How to do it: Stand 3–5 metres from a wall. Pass the ball firmly against it, then control the rebound with a specific surface on each repetition — inside foot, outside foot, instep, thigh, then chest. Aim to immediately play the ball back to the wall after each touch.

Progression: Increase the distance to get faster, harder returns. Add a cone to your side and touch the ball into that zone on every reception.

Drill 2: Partner Toss Control (With a Partner)

What you need: A partner, one ball, cones for zones.

How to do it: Your partner throws the ball at varying heights and speeds. You must control each ball and play it back in one touch. Switch between receiving with the chest, thigh, inside foot, and head. Focus on directing the ball into a cone-marked zone on each touch.

Key coaching point: Watch the ball all the way onto your controlling surface — don't anticipate too early.

Drill 3: The L-Shape First Touch Drill

What you need: 4 cones, a partner or rebounder.

How to do it: Set cones in an L-shape. Receive the ball at the corner cone, take a first touch across your body to redirect toward the next cone, dribble to it, and pass back to your partner. This mimics realistic match movements where you receive facing one direction and need to play in another.

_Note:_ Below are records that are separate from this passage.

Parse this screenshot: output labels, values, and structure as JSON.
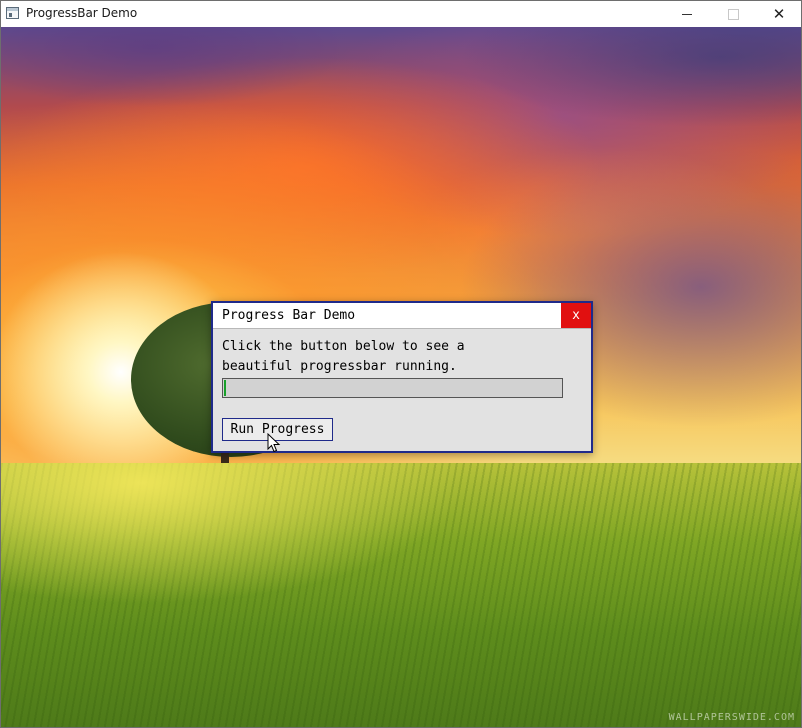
{
  "window": {
    "title": "ProgressBar Demo",
    "controls": {
      "minimize_icon": "minimize-icon",
      "maximize_icon": "maximize-icon",
      "close_label": "✕"
    }
  },
  "background": {
    "watermark": "WALLPAPERSWIDE.COM"
  },
  "dialog": {
    "title": "Progress Bar Demo",
    "close_label": "x",
    "message": "Click the button below to see a\nbeautiful progressbar running.",
    "progress": {
      "value": 0.005,
      "fill_color": "#17a02a"
    },
    "button_label": "Run Progress"
  },
  "colors": {
    "dialog_border": "#1f2a8a",
    "close_button": "#e11010"
  }
}
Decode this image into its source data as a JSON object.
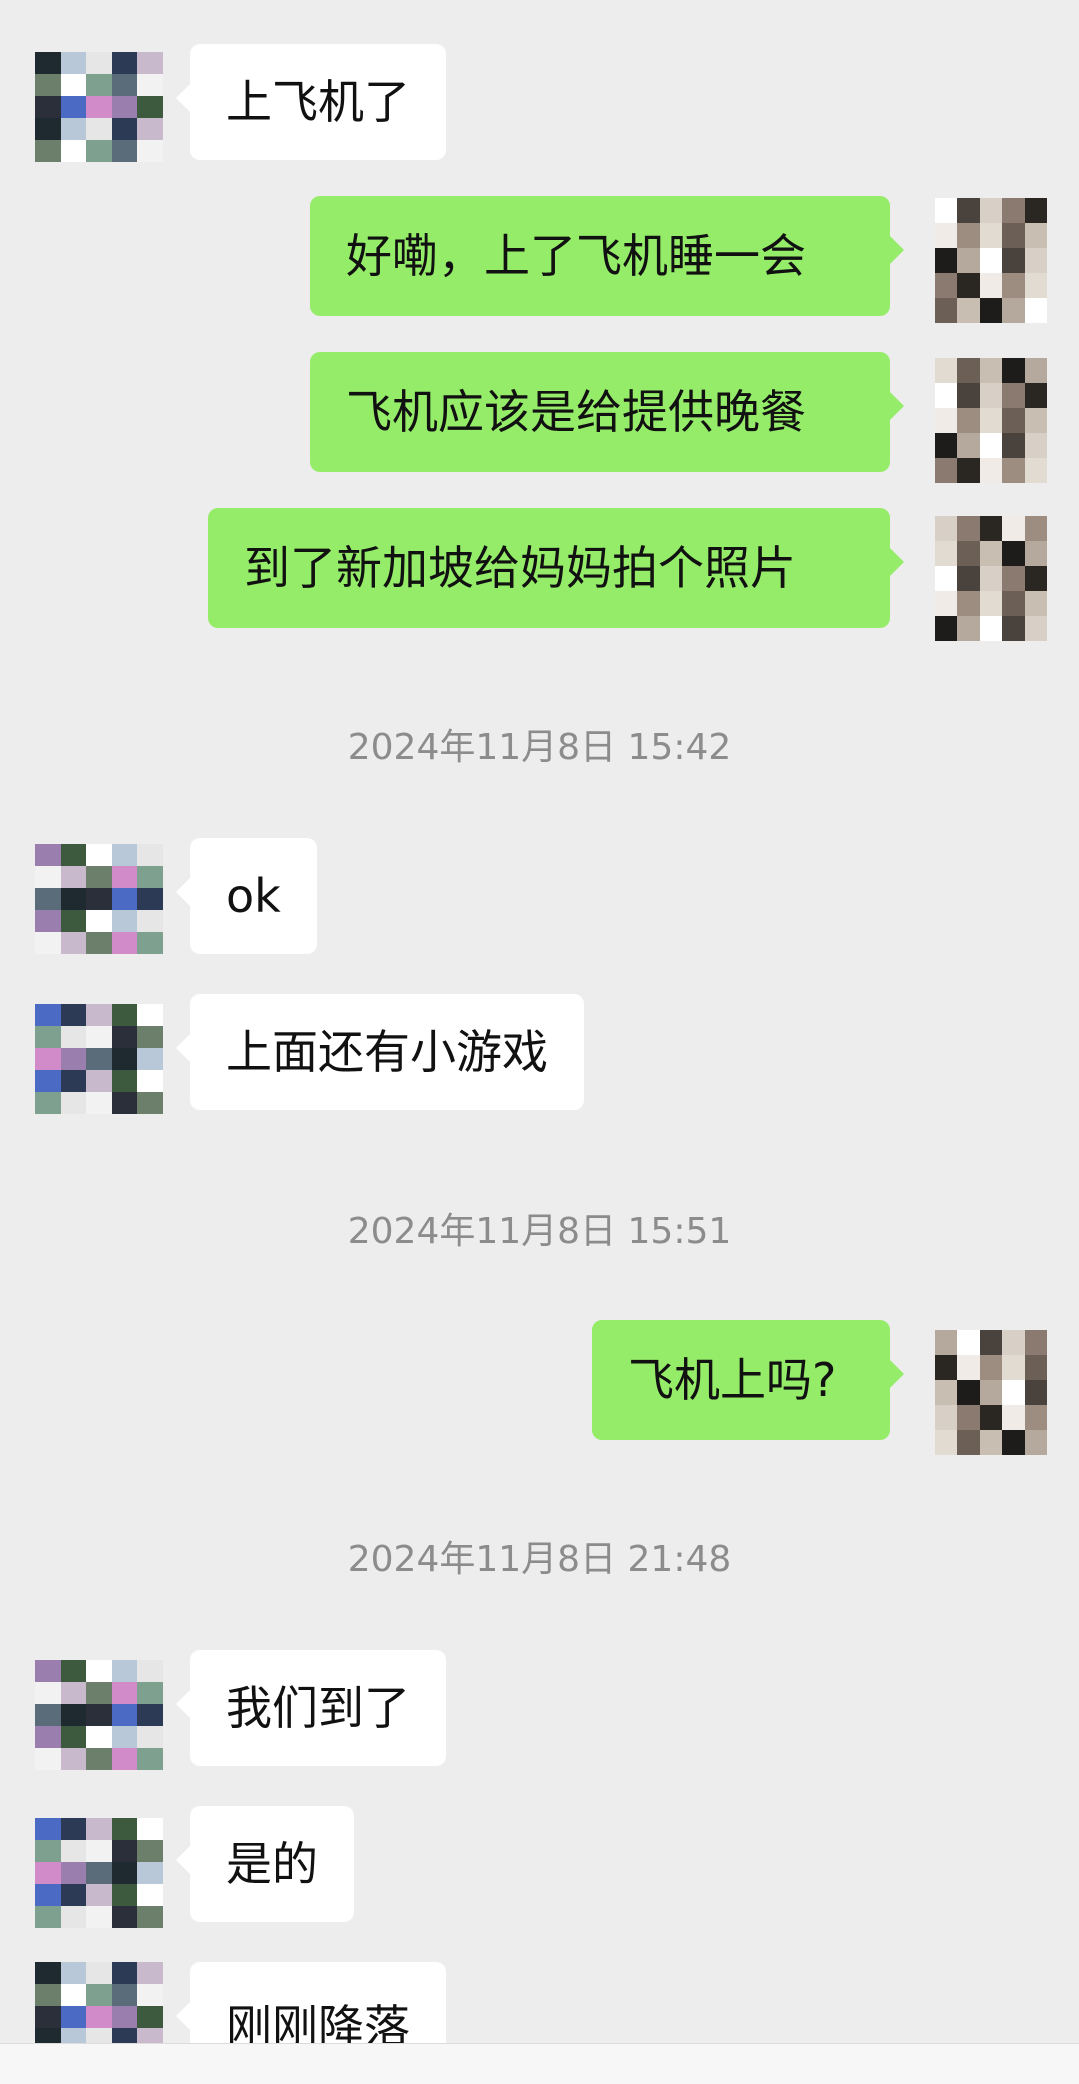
{
  "colors": {
    "background": "#ededed",
    "incoming_bubble": "#ffffff",
    "outgoing_bubble": "#95ec69",
    "timestamp_text": "#8c8c8c"
  },
  "messages": [
    {
      "text": "上飞机了"
    },
    {
      "text": "好嘞，上了飞机睡一会"
    },
    {
      "text": "飞机应该是给提供晚餐"
    },
    {
      "text": "到了新加坡给妈妈拍个照片"
    },
    {
      "text": "ok"
    },
    {
      "text": "上面还有小游戏"
    },
    {
      "text": "飞机上吗?"
    },
    {
      "text": "我们到了"
    },
    {
      "text": "是的"
    },
    {
      "text": "刚刚降落"
    }
  ],
  "timestamps": [
    "2024年11月8日 15:42",
    "2024年11月8日 15:51",
    "2024年11月8日 21:48"
  ]
}
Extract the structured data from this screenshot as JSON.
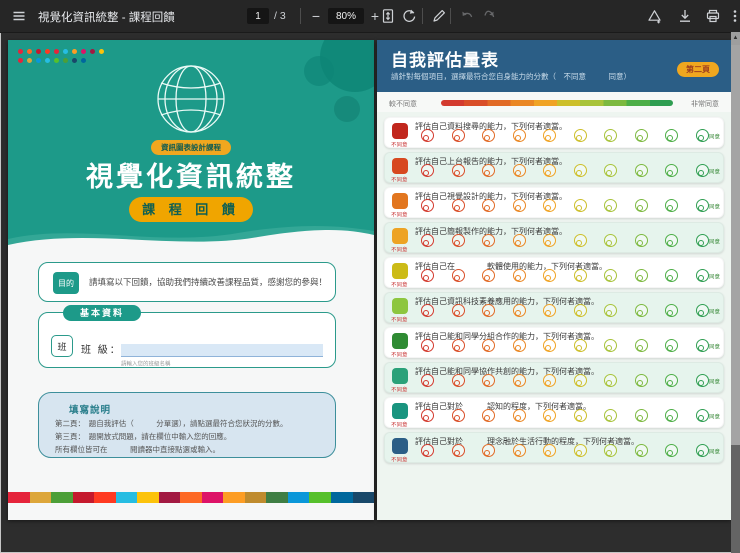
{
  "toolbar": {
    "title": "視覺化資訊統整 - 課程回饋",
    "page_current": "1",
    "page_total": "/ 3",
    "minus": "−",
    "zoom_value": "80%",
    "plus": "+"
  },
  "scrollbar": {
    "up_arrow": "▲"
  },
  "cover": {
    "dot_colors": [
      "#e5243b",
      "#fd6925",
      "#c5192d",
      "#ff3a21",
      "#e5243b",
      "#26bde2",
      "#fd9d24",
      "#dd1367",
      "#a21942",
      "#fcc30b",
      "#e5243b",
      "#dda63a",
      "#0a97d9",
      "#26bde2",
      "#56c02b",
      "#4c9f38",
      "#19486a",
      "#00689d"
    ],
    "course_pill": "資訊圖表設計課程",
    "title": "視覺化資訊統整",
    "button": "課 程 回 饋",
    "purpose": {
      "badge": "目的",
      "text": "請填寫以下回饋，協助我們持續改善課程品質，感謝您的參與！"
    },
    "basic": {
      "header": "基本資料",
      "square": "班",
      "label": "班 級：",
      "placeholder": "請輸入您的班級名稱"
    },
    "instructions": {
      "title": "填寫說明",
      "lines": [
        "第二頁：　題自我評估（　　　分單選），請點選最符合您狀況的分數。",
        "第三頁：　題開放式問題，請在欄位中輸入您的回應。",
        "所有欄位皆可在　　　閱讀器中直接點選或輸入。"
      ]
    },
    "stripe_colors": [
      "#e5243b",
      "#dda63a",
      "#4c9f38",
      "#c5192d",
      "#ff3a21",
      "#26bde2",
      "#fcc30b",
      "#a21942",
      "#fd6925",
      "#dd1367",
      "#fd9d24",
      "#bf8b2e",
      "#3f7e44",
      "#0a97d9",
      "#56c02b",
      "#00689d",
      "#19486a"
    ]
  },
  "survey": {
    "title": "自我評估量表",
    "subtitle": "請針對每個項目，選擇最符合您自身能力的分數（　不同意　　　同意）",
    "page_pill": "第二頁",
    "legend_left": "較不同意",
    "legend_right": "非常同意",
    "row_left_label": "不同意",
    "row_right_label": "同意",
    "option_colors": [
      "#d33b2f",
      "#d94e28",
      "#e16a26",
      "#ea8724",
      "#f0a325",
      "#cdbf2a",
      "#a8c33a",
      "#7cb93f",
      "#4dae47",
      "#2f9e52"
    ],
    "row_alt_color": "#e6f4ed",
    "questions": [
      {
        "color": "#c1271d",
        "text": "評估自己資料搜尋的能力，下列何者適當。"
      },
      {
        "color": "#d7481f",
        "text": "評估自己上台報告的能力，下列何者適當。"
      },
      {
        "color": "#e2761f",
        "text": "評估自己視覺設計的能力，下列何者適當。"
      },
      {
        "color": "#eda324",
        "text": "評估自己簡報製作的能力，下列何者適當。"
      },
      {
        "color": "#ccbb17",
        "text": "評估自己在　　　　軟體使用的能力，下列何者適當。"
      },
      {
        "color": "#8dc63f",
        "text": "評估自己資訊科技素養應用的能力，下列何者適當。"
      },
      {
        "color": "#2f8b33",
        "text": "評估自己能和同學分組合作的能力，下列何者適當。"
      },
      {
        "color": "#2aa179",
        "text": "評估自己能和同學協作共創的能力，下列何者適當。"
      },
      {
        "color": "#19947f",
        "text": "評估自己對於　　　認知的程度，下列何者適當。"
      },
      {
        "color": "#2b5e86",
        "text": "評估自己對於　　　理念融於生活行動的程度，下列何者適當。"
      }
    ]
  }
}
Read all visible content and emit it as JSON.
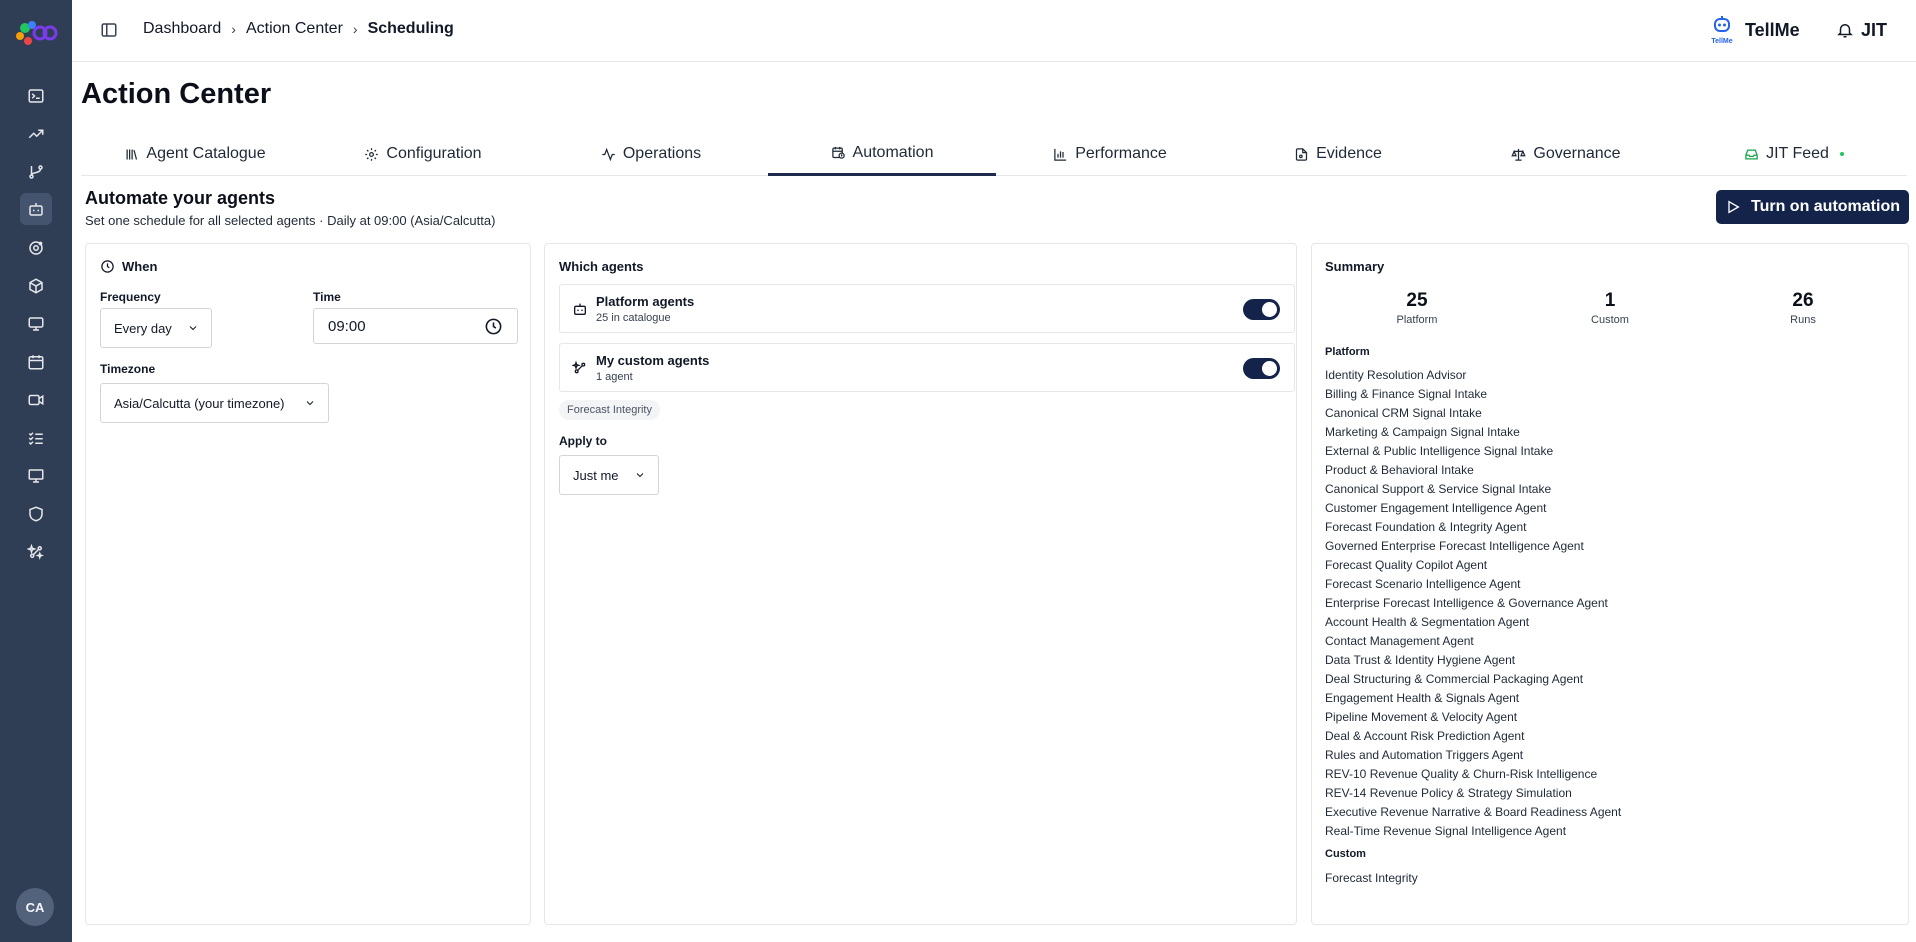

Why it works: It forces you to open your body, take a touch across your frame, and move fluidly — all key match skills.

Drill 4: High Ball Control Circuit (Solo or Group)

What you need: A ball and open space.

How to do it: Throw the ball high into the air yourself (or have a server do it) and control it to the ground in as few touches as possible. Aim to take the first touch in a direction of your choosing — not just straight down. Progress to using only the weaker foot.

Coaching note: Aerial control is heavily undercoached at youth level. This drill pays dividends in game situations involving long balls and crosses.

Drill 5: Pressure First Touch (Small Group)

What you need: 3–4 players, cones, one ball.

How to do it: One player receives a pass under light pressure from a passive defender. The receiver must take their first touch away from the defender and into space before playing a short combination. Gradually make the defender more active as confidence builds.

Why it matters: First touch in training with no pressure doesn't always translate to match scenarios. Adding a passive defender forces better decision-making under realistic conditions.

Building a Routine

Pick two or three of these drills and dedicate 15–20 minutes to them before your main training session, three to four times per week. Consistency is more valuable than occasional long sessions. Track your progress by timing how long you can keep the ball under control or counting consecutive clean touches — small improvements add up quickly over a season.